Zack and I argued over what to call these - Calzones or Homemade Hot Pockets. He wanted hot pockets (of course, he's a 20 year old guy, they love that crap!). I picked Calzones because it fit with all the other C-foods I've made this month. Plus, we stuffed them with pizza ingredients like mushrooms, green olives, zucchini, and fresh mozzarella cheese.

However, I like what Hot Pockets imply because they have so many more possible fillings than just pizza stuff. For example, you could stuff your Hot Pocket dough with chicken, broccoli, and cheddar or BBQ sauce, seitan (or mock duck), and provolone - yum! This is really more of a method than a recipe then - so use your imagination!

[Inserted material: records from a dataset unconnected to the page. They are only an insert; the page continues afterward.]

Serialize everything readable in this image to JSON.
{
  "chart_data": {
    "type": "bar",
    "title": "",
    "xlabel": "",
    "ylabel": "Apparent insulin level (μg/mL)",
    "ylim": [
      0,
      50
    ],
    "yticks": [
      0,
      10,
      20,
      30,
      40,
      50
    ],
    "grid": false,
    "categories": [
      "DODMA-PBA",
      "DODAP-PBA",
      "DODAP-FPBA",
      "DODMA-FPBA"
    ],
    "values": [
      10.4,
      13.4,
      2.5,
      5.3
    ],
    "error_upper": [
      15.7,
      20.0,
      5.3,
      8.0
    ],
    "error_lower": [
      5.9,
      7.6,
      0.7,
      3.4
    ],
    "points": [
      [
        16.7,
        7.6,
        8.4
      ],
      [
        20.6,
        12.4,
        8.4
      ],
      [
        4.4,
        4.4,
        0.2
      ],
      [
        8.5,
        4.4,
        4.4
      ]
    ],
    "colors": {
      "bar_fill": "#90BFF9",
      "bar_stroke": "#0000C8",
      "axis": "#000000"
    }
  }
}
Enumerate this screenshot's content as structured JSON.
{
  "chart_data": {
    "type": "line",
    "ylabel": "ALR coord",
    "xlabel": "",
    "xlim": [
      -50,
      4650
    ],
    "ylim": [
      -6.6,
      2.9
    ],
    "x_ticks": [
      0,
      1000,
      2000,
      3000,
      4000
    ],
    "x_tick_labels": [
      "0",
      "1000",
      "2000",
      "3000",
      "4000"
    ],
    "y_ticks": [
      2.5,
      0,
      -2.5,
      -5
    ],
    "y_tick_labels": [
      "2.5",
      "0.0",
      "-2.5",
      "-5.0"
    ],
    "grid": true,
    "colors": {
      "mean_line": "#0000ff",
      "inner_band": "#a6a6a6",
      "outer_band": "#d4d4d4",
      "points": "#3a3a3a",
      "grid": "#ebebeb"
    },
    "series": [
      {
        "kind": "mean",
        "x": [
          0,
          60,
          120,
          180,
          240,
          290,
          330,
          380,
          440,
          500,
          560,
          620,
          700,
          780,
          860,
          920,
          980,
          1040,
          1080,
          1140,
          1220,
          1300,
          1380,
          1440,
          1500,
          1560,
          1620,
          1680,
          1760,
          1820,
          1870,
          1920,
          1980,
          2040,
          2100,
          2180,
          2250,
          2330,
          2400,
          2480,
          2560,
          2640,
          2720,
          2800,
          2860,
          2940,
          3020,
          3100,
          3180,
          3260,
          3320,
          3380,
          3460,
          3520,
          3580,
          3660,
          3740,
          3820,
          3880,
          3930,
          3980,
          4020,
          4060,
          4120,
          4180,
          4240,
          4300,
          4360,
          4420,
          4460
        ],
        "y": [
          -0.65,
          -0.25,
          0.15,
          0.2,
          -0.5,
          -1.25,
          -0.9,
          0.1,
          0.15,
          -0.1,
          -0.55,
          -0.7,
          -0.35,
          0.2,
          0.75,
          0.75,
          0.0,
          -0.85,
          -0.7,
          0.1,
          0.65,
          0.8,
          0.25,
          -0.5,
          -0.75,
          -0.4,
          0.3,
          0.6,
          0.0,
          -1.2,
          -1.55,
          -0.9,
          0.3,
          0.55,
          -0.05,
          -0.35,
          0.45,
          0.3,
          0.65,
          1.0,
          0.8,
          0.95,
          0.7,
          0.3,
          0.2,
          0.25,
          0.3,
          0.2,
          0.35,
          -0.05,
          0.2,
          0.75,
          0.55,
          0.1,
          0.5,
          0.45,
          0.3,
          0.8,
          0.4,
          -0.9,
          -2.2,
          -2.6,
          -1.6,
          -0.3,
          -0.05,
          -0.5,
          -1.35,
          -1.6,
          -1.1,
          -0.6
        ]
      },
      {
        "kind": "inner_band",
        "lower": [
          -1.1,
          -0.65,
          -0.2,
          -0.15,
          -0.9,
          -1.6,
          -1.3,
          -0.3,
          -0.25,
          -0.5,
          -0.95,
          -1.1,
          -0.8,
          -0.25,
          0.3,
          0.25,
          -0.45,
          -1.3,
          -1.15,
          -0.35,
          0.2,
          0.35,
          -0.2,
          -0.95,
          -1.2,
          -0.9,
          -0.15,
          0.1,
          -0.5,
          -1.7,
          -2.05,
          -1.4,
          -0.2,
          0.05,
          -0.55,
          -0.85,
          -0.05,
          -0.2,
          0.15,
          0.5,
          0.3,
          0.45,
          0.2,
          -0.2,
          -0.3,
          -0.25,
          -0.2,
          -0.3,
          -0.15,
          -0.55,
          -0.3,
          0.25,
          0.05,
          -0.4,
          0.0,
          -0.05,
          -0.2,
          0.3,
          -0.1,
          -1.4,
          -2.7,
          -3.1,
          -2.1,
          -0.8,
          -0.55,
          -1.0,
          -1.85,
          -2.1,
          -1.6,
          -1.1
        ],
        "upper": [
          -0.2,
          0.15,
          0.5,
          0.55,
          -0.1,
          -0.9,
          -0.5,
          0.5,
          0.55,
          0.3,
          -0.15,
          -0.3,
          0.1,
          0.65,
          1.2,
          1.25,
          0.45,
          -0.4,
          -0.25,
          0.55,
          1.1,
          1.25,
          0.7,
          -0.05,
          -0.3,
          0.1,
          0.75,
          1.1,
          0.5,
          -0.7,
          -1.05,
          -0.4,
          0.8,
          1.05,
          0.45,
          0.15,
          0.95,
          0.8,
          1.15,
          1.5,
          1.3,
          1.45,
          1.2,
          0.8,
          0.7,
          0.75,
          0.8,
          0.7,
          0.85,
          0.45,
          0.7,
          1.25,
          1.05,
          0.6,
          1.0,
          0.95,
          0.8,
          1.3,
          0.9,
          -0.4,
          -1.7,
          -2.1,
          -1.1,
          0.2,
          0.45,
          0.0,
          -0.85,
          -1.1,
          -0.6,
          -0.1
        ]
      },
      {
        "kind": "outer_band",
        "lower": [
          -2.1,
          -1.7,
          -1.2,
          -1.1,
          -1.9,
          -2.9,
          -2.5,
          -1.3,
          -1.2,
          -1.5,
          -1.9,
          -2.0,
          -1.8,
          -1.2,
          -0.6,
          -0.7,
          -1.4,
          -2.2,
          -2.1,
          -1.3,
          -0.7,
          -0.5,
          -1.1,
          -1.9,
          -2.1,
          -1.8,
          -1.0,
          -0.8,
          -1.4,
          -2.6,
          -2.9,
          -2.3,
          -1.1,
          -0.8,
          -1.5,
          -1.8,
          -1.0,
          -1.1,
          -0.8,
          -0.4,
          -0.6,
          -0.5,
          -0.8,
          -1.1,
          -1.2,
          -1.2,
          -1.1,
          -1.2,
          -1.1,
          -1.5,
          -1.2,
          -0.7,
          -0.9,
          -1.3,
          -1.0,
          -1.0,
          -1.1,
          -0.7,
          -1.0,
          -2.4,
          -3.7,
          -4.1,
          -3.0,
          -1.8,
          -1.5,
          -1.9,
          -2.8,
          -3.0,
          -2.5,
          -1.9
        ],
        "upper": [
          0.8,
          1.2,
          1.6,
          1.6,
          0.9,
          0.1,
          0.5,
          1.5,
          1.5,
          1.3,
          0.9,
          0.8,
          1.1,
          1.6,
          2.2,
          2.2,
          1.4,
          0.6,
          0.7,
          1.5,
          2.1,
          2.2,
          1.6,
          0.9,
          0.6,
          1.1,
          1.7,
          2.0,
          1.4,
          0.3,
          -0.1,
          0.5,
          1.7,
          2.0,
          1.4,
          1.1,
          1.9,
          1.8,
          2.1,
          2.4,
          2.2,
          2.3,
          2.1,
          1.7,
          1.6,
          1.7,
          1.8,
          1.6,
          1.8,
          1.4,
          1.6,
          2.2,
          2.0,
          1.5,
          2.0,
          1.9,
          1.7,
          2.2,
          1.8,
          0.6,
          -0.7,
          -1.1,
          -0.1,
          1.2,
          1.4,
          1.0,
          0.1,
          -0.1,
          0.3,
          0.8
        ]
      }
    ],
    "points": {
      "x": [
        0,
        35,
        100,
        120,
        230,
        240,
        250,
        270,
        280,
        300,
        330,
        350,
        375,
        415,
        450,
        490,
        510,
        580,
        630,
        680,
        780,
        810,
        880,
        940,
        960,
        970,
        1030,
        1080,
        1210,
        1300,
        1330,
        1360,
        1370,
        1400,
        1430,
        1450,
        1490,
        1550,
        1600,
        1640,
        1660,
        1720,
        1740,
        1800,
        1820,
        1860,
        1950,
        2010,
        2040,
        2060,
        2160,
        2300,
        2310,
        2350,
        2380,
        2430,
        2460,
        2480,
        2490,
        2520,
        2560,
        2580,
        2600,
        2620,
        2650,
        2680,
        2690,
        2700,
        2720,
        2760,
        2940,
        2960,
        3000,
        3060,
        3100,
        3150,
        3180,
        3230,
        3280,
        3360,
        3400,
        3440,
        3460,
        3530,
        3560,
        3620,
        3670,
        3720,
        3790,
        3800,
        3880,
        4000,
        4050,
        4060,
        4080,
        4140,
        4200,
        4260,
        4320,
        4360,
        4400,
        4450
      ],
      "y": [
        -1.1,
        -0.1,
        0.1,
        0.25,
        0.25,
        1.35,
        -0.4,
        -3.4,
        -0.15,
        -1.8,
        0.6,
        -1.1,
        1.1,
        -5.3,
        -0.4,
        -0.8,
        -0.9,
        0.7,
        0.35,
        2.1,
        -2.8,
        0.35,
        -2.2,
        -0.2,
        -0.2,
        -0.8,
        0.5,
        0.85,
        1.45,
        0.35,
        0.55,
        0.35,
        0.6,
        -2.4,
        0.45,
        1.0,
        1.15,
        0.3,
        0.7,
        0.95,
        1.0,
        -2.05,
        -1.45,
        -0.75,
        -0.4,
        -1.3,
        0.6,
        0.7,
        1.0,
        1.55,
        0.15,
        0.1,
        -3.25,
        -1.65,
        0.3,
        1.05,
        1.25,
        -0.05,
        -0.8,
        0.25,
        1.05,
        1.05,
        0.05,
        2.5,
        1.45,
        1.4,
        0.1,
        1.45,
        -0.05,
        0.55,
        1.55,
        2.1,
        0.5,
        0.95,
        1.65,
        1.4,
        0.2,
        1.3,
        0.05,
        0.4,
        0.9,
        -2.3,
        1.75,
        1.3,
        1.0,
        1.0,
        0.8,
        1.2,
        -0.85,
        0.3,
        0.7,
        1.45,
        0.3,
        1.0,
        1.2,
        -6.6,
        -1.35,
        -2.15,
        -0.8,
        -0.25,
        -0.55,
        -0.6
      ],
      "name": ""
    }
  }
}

whole wheat pizza dough (homemade or store bought)
basil pesto (preferably homemade)
tomato or pizza sauce (preferably homemade)
sauteed mushrooms
sliced green olives
sliced fresh zucchini
sliced fresh mozzarella
grated fresh parmesan
salt, pepper, and crushed red pepper flakes

Roll out a small piece of dough to a circle of approx 6-8 inches in diameter, and about 1/8 inch thick. Spread a thin layer of pesto over the whole dough circle, leaving about 1 inch around the edge.

On half of the dough, spread a few spoonsful of tomato sauce, then top with your desired pizza toppings. Add cheese, salt, pepper, and crushed red pepper flakes.

Carefully fold your dough into a half-moon shape and use a fork to press and seal the edges together. Use the same fork to punch several holes in the top of your calzone to let the steam escape during cooking. Brush or spray tops of calzones with olive oil, then add one final light dusting of salt.

Line your baking sheets with parchment or foil. This is important - the calzones will probably bust open and cheese will seep out. Trust me, you don't want to clean that up.

Bake at 400 degrees for 20 minutes or until the dough is golden brown. Serve with additional tomato sauce for dipping.